Consider "valuation" to be a bastardized version of "net worth" and "credit rating" and "street cred." If you live in a million dollar house and drive a BMW 7-class you're going to pay less for car insurance, life insurance, loans etc than someone in a hundred thousand dollar house driving a late-model Ford. Note that this doesn't say anything about the moral fiber of the guy in the ford, nor does it say anything about his ability to pay it back. Some people look at the million dollar house and assume that the dude inside earned it. And maybe he did. Maybe he will. But the impact, right here and now, is that he's impressing people and it's making it easier to keep impressing people.
Let's say I own 1% of Uber and you own 1% of Snapchat. From a "value" standpoint, I own 1% of a hole six times deeper than your hole - Snapchat has burned through $9b while Snapchat is only at $1.6b. From a "valuation" standpoint, though, you're a millionaire 160 times over but more than halfway to being a billionaire. And if you're Snapchat - or Tesla - you get to take that crazy valuation and use it as collateral - for operating expenses, for purchases, for lavish parties, for whatever you want to do. And hey - you and I can wheel and deal and trade our pieces-of-holes as if they were cash money.

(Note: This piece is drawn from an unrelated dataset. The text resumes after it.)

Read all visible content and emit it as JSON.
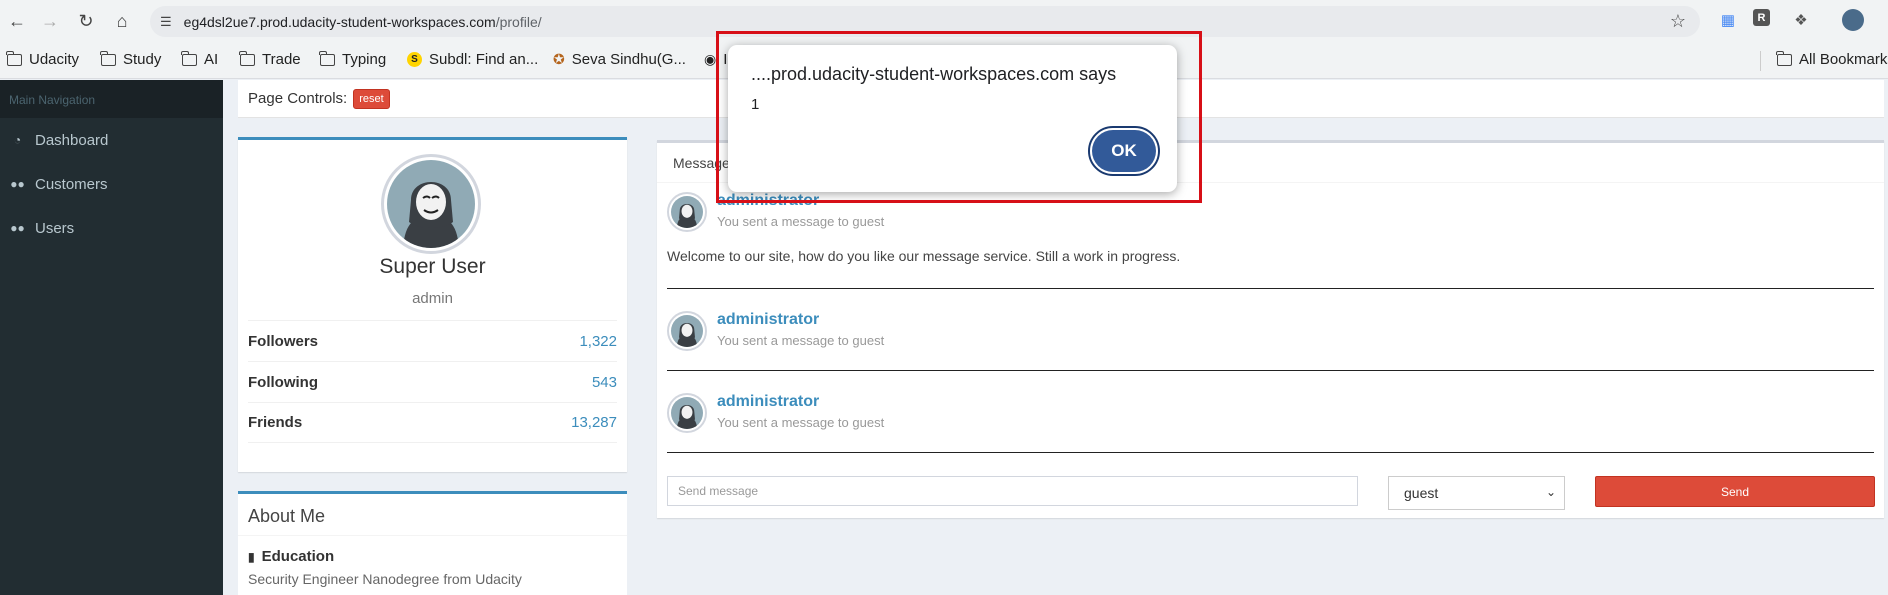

So here's a company - GM - that's been in business for over a hundred years. They make something like 130,000 cars a month or some insane number like that. But from a "we need to borrow money" standpoint, they're worth about half as much as Tesla.
Which any number of people consider nuts, a lot of whom have money riding on it. Line up four Tesla shareholders. One of them is short. He's hoping that Tesla's earnings call tomorrow doesn't meet "the market's" expectations, whatever that may mean, and the stock goes down. He'll sell his shorts and make money. Which is the main reason for articles like this - they come out a couple days ahead of every Tesla earnings call - but it's still kinda crazy how much a company that doesn't, you know, make money.